We consider all integer sequences of length $n$ where each element is in $[1, m]$. For each integer sequence, let $\text{lcm}$ be the least common multiple of the elements in the sequence, and $\text{gcd}$ be the greatest common divisor of the elements in the sequence.
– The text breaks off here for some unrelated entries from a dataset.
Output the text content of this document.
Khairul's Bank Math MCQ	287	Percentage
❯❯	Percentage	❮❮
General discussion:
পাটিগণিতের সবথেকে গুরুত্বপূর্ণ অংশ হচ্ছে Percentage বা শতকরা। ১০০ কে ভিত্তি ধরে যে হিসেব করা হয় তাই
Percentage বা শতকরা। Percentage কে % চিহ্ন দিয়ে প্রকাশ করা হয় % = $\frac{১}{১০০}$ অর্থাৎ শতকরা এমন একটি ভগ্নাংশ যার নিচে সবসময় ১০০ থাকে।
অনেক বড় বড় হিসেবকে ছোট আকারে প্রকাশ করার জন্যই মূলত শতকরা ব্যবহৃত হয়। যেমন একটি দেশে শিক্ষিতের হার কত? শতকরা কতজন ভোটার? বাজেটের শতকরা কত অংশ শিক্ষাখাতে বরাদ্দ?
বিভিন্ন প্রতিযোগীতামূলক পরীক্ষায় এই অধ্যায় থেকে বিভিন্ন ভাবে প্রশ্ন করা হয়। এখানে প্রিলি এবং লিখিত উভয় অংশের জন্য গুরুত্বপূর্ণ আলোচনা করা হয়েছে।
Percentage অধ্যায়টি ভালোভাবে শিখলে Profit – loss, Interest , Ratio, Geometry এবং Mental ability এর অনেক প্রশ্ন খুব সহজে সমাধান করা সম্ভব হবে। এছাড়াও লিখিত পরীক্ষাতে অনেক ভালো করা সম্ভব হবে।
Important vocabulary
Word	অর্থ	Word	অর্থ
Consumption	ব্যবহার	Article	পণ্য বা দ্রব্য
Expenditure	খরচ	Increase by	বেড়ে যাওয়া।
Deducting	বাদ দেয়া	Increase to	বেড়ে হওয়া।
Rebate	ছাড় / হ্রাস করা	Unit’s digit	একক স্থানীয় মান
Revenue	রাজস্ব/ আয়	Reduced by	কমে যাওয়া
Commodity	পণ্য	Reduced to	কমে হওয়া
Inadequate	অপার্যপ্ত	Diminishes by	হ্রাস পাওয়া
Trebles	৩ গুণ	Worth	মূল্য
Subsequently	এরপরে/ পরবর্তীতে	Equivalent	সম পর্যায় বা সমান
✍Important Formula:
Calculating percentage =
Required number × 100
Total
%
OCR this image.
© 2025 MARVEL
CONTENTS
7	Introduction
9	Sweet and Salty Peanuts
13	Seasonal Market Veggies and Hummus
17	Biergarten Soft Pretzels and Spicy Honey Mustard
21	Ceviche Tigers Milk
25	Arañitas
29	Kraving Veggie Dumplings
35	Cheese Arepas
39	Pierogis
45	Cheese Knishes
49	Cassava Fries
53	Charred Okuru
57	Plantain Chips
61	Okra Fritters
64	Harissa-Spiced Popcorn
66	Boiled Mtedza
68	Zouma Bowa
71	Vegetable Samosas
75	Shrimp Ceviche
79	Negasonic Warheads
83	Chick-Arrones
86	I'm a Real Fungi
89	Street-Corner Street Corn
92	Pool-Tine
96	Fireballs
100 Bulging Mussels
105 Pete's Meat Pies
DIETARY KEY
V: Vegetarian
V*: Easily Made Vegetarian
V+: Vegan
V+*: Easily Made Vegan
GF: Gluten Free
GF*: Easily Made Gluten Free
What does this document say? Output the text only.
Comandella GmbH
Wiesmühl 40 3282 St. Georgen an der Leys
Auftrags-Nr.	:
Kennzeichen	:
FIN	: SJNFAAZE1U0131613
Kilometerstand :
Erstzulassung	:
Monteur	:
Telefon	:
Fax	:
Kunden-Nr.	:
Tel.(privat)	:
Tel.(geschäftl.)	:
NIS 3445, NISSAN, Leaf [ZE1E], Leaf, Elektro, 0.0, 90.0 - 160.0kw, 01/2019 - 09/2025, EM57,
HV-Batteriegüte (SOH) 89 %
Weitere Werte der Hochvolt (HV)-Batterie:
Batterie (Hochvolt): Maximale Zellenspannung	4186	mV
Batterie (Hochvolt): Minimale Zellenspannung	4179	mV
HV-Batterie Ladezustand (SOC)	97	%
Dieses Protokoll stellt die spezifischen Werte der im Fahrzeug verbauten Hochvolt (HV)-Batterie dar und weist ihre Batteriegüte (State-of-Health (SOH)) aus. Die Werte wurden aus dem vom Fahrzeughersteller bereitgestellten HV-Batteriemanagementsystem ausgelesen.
We wish to find $\text{lcm}^{\text{gcd}}$. You need to calculate the product of $\text{lcm}^{\text{gcd}}$ for all such integer sequences modulo $998244353$.

That is, we need to calculate: $$\left( \prod_{x_1, x_2, \dots, x_n \in [1, m]} \text{lcm}(x_1, x_2, \dots, x_n)^{\text{gcd}(x_1, x_2, \dots, x_n)} \right) \pmod{998244353}$$

Input

A single line containing two positive integers $n, m$.

Output

Output the value of: $$\left( \prod_{x_1, x_2, \dots, x_n \in [1, m]} \text{lcm}(x_1, x_2, \dots, x_n)^{\text{gcd}(x_1, x_2, \dots, x_n)} \right) \pmod{998244353}$$

Examples

Input 1

1 3

Output 1

108

Input 2

2 4

Output 2

629124429

Input 3

5 5

Output 3

355944288

Subtasks

• Subtask 1 (10pts): $n, m \le 5$.
• Subtask 2 (20pts): $n, m \le 50$.
• Subtask 3 (10pts): $n, m \le 500$.
• Subtask 4 (20pts): $n, m \le 50000$.
• Subtask 5 (20pts): $n, m \le 200000$.
• Subtask 6 (20pts): $n \le 10^8, m \le 200000$.